Weberaufstand
Der Begriff Weberaufstand wird oftmals mit dem „schlesischen Weberaufstand“ von 1844 gleichgesetzt. Weberaufstände gab es im 18. und 19. Jahrhundert jedoch vielerorts.
Hintergrund der Weberaufstände
Bereits im ausgehenden Mittelalter ist das Verlagswesen als Handelsorganisation verbreitet. Ein Begriff, der heute nur noch im Buch- und Zeitschriftenwesen gebräuchlich ist. Der Verleger übernahm dank seiner Kapitalkraft, Marktübersicht und Organisationsfähigkeit die Beschaffung der Rohstoffe, die Lagerung und den Verkauf der Endprodukte. Mit der zunehmenden Ausweitung des Fernhandels und des anonymen Marktes war diese zeit- und kapitalaufwändige Tätigkeit aus dem Handwerk ausgegliedert worden. Der Handwerker wurde zum reinen Produzenten. Die Grenzen zur Lohnarbeit werden fließend.
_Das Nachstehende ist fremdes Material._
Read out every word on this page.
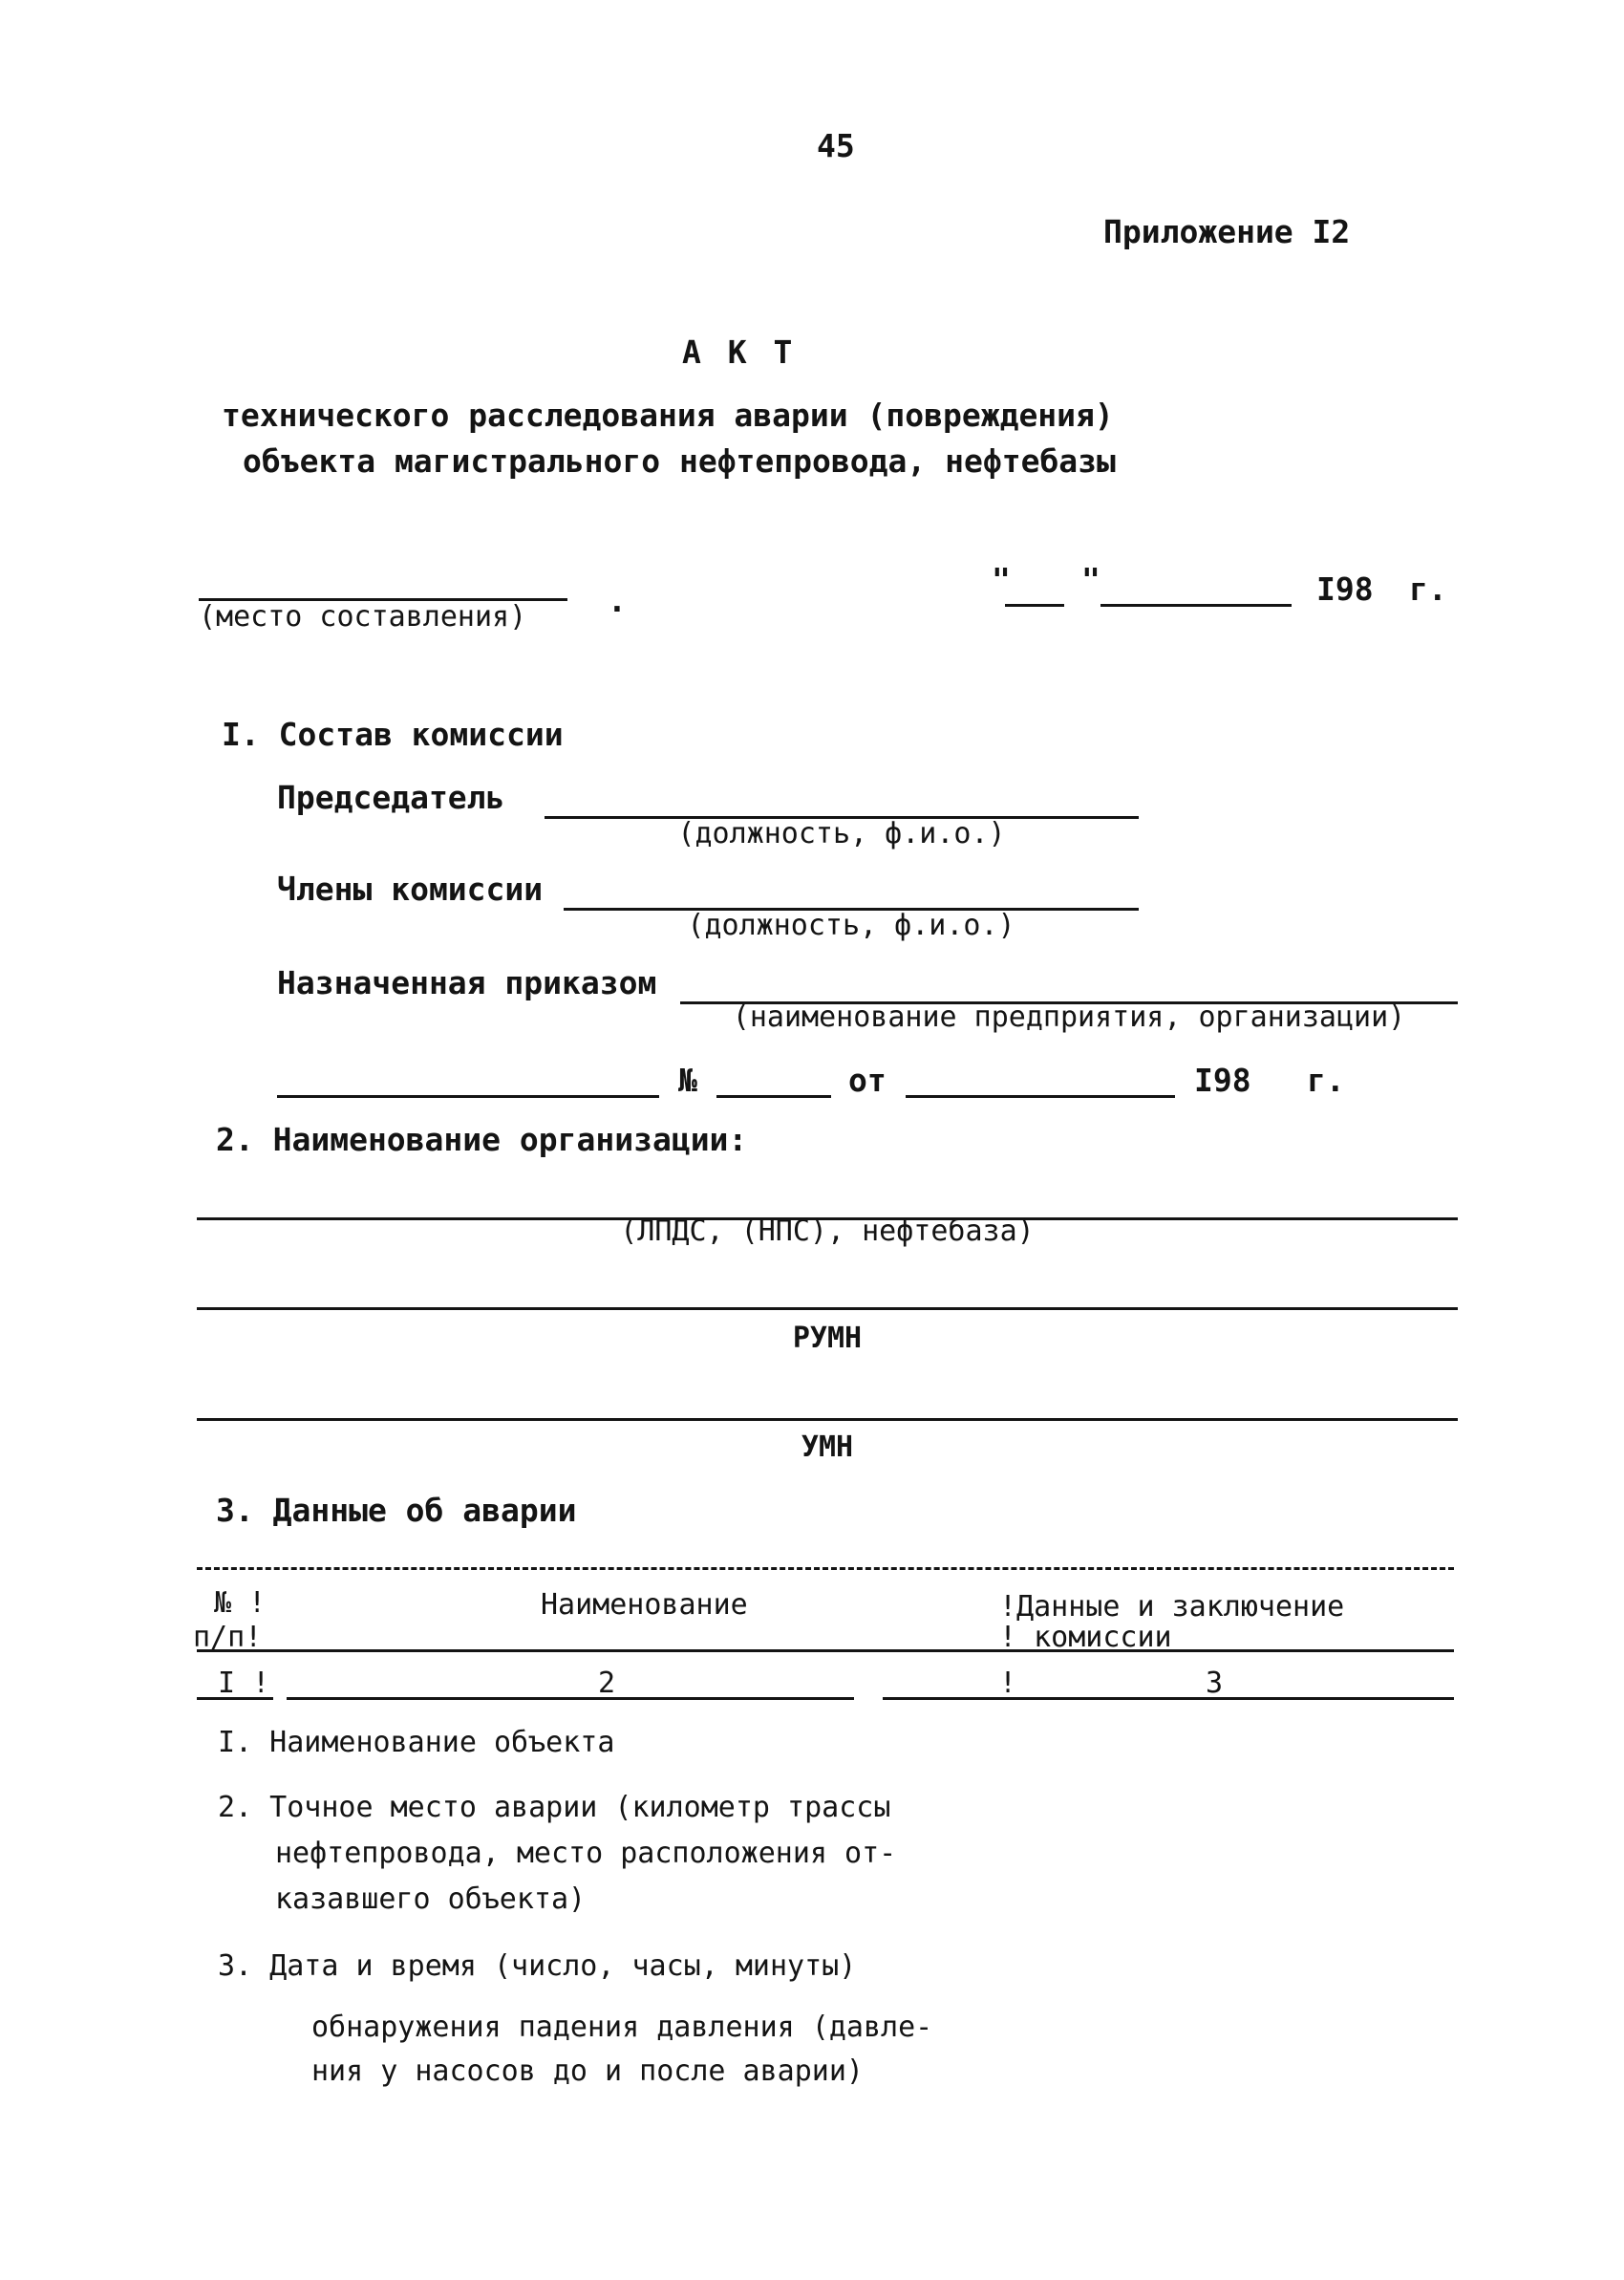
45
Приложение I2
А К Т
технического расследования аварии (повреждения)
объекта магистрального нефтепровода, нефтебазы
(место составления)	.
" "	I98 г.
I. Состав комиссии
Председатель
(должность, ф.и.о.)
Члены комиссии
(должность, ф.и.о.)
Назначенная приказом
(наименование предприятия, организации)
№	от	I98 г.
2. Наименование организации:
(ЛПДС, (НПС), нефтебаза)
РУМН
УМН
3. Данные об аварии
№ !
п/п!
Наименование	!Данные и заключение
! комиссии
I !	2	!	3
I. Наименование объекта
2. Точное место аварии (километр трассы
нефтепровода, место расположения от-
казавшего объекта)
3. Дата и время (число, часы, минуты)
обнаружения падения давления (давле-
ния у насосов до и после аварии)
Das Bevölkerungswachstum des 16. und 18. Jahrhunderts führte zudem zu einer breiten Schicht von landloser bzw. landarmer Landbevölkerung, welche das karge Einkommen durch eine nichtlandwirtschaftliche Tätigkeit aufstocken musste. Hierzu gehörten auch Webtätigkeiten als Auftragsprodukte für die Verleger. Der Kapitalgeber hatte es im Gegensatz zum zünftischen Handwerk mit einer relativ schutzlosen Landbevölkerung zu tun.
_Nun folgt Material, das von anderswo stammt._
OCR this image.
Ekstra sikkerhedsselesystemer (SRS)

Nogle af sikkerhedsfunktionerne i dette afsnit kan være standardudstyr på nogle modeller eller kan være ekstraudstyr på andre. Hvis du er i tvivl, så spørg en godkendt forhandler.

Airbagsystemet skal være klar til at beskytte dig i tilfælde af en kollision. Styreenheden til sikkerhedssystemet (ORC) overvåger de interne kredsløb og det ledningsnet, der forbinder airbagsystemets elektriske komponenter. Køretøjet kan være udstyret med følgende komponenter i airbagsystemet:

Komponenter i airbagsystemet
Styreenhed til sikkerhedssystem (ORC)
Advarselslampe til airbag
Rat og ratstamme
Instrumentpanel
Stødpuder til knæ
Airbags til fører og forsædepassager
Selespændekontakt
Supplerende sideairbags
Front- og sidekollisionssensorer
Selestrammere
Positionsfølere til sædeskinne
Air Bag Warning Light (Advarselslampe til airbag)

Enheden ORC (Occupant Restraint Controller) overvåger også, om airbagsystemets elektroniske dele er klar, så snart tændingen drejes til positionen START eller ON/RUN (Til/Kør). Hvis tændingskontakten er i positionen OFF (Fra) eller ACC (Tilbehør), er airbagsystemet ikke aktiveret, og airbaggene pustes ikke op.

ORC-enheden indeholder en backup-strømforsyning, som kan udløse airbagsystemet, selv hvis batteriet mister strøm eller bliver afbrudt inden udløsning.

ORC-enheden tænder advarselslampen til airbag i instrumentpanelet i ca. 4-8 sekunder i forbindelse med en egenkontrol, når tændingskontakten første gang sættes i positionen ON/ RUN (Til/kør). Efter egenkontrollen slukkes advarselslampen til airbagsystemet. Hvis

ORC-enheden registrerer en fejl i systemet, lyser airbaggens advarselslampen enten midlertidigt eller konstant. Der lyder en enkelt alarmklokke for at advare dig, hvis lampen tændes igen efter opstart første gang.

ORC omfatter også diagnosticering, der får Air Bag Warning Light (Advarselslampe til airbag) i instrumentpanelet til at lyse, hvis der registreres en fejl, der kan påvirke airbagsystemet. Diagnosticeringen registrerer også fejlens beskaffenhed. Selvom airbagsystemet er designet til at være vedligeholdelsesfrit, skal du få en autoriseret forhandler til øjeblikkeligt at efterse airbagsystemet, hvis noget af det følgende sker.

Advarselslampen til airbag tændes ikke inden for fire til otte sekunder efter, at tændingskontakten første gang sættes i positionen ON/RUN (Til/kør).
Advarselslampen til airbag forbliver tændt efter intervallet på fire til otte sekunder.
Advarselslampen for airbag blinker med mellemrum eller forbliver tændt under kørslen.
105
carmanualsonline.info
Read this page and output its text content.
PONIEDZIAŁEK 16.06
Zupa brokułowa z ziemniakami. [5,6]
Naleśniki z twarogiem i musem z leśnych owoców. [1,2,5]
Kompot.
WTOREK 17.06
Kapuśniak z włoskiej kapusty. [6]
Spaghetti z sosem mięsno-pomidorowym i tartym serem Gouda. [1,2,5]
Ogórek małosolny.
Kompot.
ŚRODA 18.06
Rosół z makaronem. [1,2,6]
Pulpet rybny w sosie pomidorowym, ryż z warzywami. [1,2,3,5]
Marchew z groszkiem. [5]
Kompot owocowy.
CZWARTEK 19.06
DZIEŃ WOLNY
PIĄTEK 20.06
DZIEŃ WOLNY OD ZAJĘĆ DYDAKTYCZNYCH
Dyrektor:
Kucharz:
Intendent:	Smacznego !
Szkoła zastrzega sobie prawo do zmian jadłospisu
Die wirtschaftliche Situation der verlegten Weber war sehr schlecht, vor allem weil sie nur teilweise in bar entlohnt wurden. Mindestens die Hälfte des Warenwertes wurde mit Rohstofflieferungen aufgerechnet. Ab Ende des 18. Jahrhunderts ist das Weberhandwerk von einer massenhaften Verarmung (Pauperismus) bedroht.
Der Verlust ausländischer Absatzmärkte im Zusammenhang mit der Kontinentalsperre und der englischen Seeblockade, der Einbruch englischer Fabrikware nach dem Ende der Kontinentalsperre, der Ausfall binnenländischer Nachfrage im Gefolge von Agrarkrisen, die fortschreitende Industrialisierung mit ihren Billigprodukten führen zum Interessenkonflikt der Produktionsfaktoren Arbeit und Kapital. Die Kapitalgeber trachten nach einer Profitmaximierung, welche letztlich durch niedrige Produktionskosten erreicht werden soll.
Die Weberaufstände werden aus diesem Hintergrund heraus teilweise als Revolution und Klassenkampf interpretiert. In der zeitgenössischen Beschreibung jedoch mehr als Aufstand oder Revolte bezeichnet. Ein politischer Hintergrund ist im Allgemeinen noch nicht gegeben.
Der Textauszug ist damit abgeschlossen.